Anti-NTM chemotherapy is generally associated with better outcomes for the treatment of NTM pleurisy (6). Nevertheless, cases of NTM infection that are difficult to treat medically are often seen in clinical practice and are also reported (5, 6). Since most of the patients were complicated with pneumothorax, surgery was necessary in addition to medication and thoracic drainage. According to our research, NTM pleurisy with pneumothorax tends to have a poor prognosis. For those with a poor general condition and infection due to mycobacterial species resistant to chemotherapy, NTM pleurisy and pneumothorax may be fatal. Even those with mild underlying disease may require several operations to achieve successful treatment. Therefore, timely surgery might be needed to cure NTM pleurisy with pneumothorax before the patient's condition worsens.

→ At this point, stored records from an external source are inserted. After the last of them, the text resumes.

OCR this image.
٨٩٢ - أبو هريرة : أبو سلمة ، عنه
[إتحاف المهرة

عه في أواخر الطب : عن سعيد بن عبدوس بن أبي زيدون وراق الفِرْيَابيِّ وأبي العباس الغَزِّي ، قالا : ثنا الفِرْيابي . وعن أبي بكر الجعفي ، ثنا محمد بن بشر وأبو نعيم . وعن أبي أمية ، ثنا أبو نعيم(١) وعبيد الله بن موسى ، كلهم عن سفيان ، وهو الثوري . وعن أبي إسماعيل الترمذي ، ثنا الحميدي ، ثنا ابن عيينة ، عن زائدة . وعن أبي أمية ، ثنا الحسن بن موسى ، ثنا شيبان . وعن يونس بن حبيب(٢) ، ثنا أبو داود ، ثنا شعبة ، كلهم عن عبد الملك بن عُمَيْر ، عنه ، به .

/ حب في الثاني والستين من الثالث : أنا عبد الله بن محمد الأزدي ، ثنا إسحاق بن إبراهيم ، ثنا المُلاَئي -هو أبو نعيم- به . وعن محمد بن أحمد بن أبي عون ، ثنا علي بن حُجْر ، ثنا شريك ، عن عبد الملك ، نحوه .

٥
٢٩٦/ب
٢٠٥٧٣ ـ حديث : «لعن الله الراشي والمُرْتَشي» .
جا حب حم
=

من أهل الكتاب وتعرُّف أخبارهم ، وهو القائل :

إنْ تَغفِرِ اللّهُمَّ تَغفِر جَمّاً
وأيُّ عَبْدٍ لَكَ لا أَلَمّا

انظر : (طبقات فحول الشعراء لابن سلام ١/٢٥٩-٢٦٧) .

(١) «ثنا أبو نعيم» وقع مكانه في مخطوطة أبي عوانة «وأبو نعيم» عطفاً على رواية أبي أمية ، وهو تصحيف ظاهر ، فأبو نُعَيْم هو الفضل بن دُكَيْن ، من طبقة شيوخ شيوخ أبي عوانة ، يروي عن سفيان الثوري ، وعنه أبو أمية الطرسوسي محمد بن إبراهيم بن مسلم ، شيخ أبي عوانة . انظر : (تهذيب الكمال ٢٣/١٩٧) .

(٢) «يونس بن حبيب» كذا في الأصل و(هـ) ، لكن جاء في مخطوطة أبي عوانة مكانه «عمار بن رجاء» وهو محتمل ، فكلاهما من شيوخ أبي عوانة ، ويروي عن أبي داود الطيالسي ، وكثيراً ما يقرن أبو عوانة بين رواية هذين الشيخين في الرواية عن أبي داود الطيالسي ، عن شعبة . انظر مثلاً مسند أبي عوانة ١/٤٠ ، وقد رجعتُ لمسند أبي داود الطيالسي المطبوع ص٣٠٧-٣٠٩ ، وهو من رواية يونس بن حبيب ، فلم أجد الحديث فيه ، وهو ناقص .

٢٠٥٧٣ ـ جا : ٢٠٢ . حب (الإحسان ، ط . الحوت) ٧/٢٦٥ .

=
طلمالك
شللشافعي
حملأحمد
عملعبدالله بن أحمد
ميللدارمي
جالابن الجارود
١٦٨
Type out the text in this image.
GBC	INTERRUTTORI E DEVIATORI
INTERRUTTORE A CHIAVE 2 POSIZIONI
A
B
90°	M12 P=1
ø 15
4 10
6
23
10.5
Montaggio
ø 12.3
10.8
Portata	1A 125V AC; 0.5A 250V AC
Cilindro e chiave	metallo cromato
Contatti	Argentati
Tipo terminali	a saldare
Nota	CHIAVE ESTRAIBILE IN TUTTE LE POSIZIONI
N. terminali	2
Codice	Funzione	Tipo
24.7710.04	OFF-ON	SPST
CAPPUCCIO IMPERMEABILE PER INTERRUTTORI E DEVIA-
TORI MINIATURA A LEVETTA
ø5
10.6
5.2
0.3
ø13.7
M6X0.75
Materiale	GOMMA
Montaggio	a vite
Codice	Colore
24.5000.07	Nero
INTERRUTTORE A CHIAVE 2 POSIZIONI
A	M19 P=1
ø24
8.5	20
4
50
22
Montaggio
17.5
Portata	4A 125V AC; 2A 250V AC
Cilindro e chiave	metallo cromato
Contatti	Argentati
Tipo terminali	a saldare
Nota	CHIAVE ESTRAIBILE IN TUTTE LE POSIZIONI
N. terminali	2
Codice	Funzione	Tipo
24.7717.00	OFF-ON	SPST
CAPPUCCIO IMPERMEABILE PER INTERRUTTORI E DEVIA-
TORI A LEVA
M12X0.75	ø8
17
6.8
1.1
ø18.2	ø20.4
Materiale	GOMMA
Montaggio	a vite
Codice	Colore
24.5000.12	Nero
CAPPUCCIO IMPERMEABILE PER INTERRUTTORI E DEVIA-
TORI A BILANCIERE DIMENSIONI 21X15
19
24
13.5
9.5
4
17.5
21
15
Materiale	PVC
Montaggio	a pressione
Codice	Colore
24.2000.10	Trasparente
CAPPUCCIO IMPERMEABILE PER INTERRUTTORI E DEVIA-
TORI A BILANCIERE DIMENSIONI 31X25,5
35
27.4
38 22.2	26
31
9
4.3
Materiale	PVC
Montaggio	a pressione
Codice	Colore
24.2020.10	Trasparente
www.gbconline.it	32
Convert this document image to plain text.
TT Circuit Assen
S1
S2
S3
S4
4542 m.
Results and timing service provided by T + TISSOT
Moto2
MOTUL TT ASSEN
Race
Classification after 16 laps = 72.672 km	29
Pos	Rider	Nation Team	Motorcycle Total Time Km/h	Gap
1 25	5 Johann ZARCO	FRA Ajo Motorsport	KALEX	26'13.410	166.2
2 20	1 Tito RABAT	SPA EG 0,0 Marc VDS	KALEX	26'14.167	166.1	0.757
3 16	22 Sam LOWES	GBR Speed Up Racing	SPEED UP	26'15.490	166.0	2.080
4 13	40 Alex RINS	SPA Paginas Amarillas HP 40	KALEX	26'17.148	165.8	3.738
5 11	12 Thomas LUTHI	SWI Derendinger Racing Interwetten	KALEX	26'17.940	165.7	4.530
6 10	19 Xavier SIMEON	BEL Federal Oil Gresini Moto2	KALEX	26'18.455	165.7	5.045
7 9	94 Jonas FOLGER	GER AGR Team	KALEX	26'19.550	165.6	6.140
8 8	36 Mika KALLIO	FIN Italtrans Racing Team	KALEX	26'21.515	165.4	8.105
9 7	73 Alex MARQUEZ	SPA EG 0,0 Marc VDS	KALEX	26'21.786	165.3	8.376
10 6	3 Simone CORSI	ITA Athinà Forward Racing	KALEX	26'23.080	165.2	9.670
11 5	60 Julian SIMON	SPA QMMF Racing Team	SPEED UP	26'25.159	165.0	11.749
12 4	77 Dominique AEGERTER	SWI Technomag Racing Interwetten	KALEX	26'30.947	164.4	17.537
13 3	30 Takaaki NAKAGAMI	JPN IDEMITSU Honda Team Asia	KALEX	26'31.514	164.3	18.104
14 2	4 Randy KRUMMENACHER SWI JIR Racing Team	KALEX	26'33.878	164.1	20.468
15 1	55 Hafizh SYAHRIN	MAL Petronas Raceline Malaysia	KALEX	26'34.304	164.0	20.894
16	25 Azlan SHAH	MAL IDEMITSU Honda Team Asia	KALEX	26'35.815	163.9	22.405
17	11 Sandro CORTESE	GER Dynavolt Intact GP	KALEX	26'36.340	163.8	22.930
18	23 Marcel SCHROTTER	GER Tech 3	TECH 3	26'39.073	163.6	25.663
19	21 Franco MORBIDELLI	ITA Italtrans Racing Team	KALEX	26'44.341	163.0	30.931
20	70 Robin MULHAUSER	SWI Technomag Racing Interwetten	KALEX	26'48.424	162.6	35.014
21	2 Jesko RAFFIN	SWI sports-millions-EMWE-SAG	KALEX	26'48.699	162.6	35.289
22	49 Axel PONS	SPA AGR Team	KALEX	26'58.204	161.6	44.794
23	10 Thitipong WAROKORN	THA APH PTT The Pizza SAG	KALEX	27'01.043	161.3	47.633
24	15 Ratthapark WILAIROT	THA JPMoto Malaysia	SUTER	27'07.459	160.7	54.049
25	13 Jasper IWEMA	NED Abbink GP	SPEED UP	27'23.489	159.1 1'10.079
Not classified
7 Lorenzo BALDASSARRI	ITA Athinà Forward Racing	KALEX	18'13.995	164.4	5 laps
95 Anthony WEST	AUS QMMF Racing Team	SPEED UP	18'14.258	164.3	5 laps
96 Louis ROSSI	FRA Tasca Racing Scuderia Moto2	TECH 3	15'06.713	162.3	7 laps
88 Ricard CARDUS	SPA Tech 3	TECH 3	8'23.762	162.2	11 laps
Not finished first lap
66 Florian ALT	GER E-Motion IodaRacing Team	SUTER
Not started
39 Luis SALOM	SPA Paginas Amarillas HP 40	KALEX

There are several limitations associated with this study. First, as this was a retrospective study, some clinical and laboratory records were not available. Moreover, the number of patients with NTM pleurisy may have been underestimated, since mild pleural effusion was not routinely investigated and a mycobacterial culture was not performed on every PE sample. Lastly, we studied only a small number of patients at a single institution; in order to obtain more information about NTM pleurisy, large-scale studies are needed.

Conclusion

NTM pleurisy may occur in men with a history of smoking and the radiological features of FC disease. The treatment of NTM pleurisy is especially difficult when pneumothorax is complicated. If thoracic drainage and medication are ineffective, then surgery should be considered without delay.

The authors state that they have no Conflict of Interest (COI).